The joint statement referred to reports involving both cities. The B’nai B’rith had charged that in Margelan, a Jewish woman named Mazol Yusupova was accused of having kidnapped and killed the two-year-old child of a Margelan Moslem for a “ritual murder.” According to the charge, she was arrested and formally charged with abduction and murder and reports of the arrest touched off mob rioting against the Margelan Jews. It turned out that the child had been kidnapped but by a Moslem woman.

The denial in the Moscow joint statement took the form of a query: “What did in fact happen in Margelan? A little Uzbek girl was reported missing. The panic-stricken parents were frantic with worry. The state authorities took every measure to find the child. The search lasted for days. It finally turned out that the girl had been kidnapped by an Uzbek woman from Andizhan who was mentally unbalanced because of sterility. Does this incident offer any grounds for religious strife? Of course it does not.”

In Tashkent, the B’nai B’rith charged, the Jews were assaulted last May 9 following spread of a rumor that Abigai Bangieva, a 70-year-old woman who runs a small shop, had taken blood from the ear of a Moslem girl for use in a Passover ritual. Wild rioting against the Jews of Tashkent followed.
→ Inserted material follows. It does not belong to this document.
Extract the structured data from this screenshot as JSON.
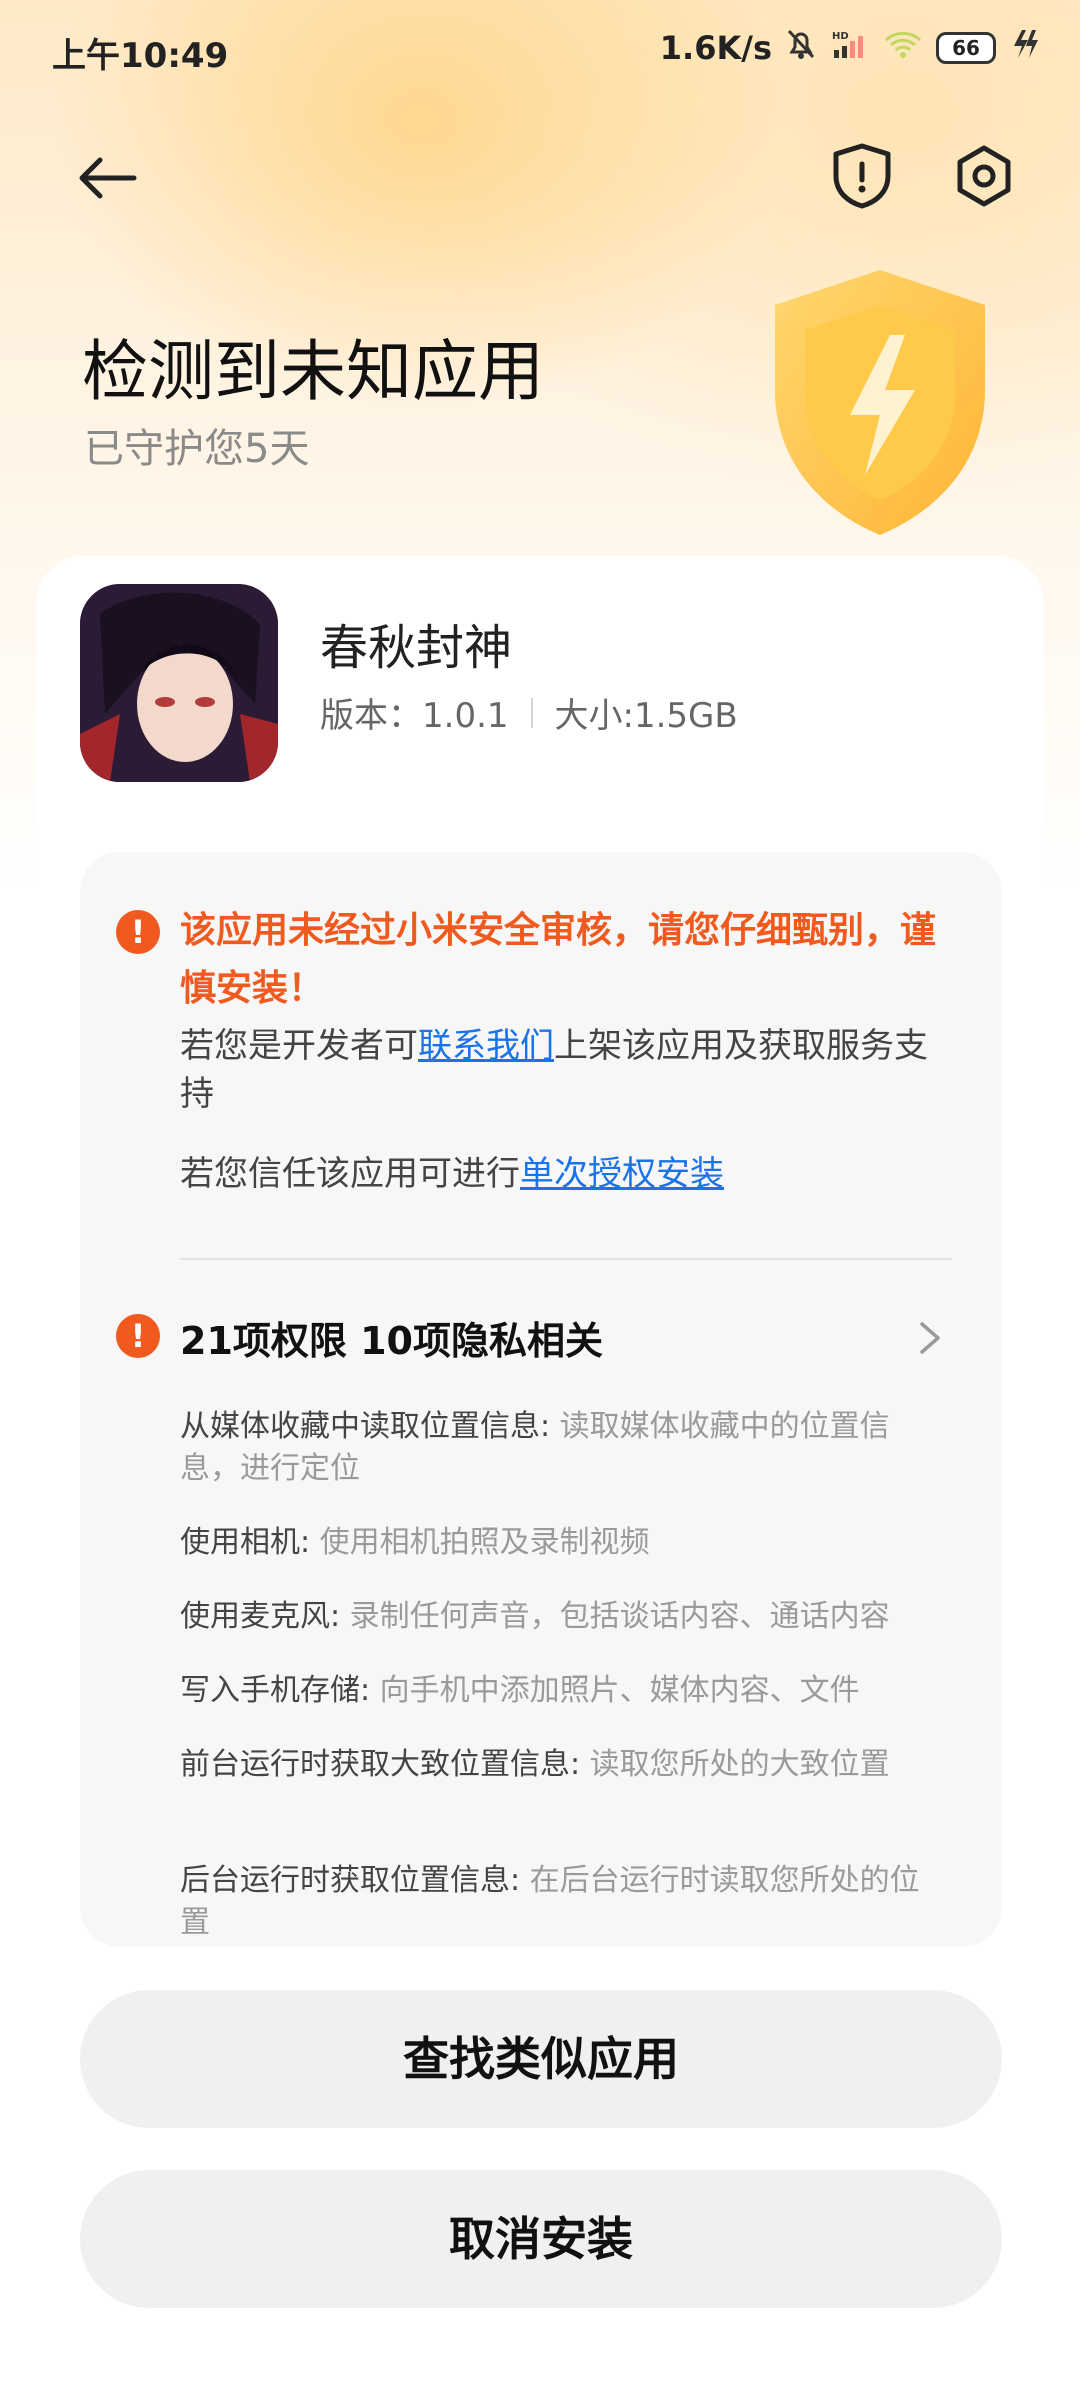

The Joint statement, in its comment on this charge, said: “On May 9 last year, a fight broke out between an Uzbek and his neighbors, three Bokhara Jews, This is certainly a regrettable fact but what is to be done about it? Although the state and we, the clergy, are making every effort to get people to stop, heavy drinking and fighting, incidents entailing both sometimes occur. Certain people painstakingly amplify this hooliganism to make it fit into the category of ‘religious strife’ and are trying to prove that there is some kind of religious feud between Moslems and Jews.”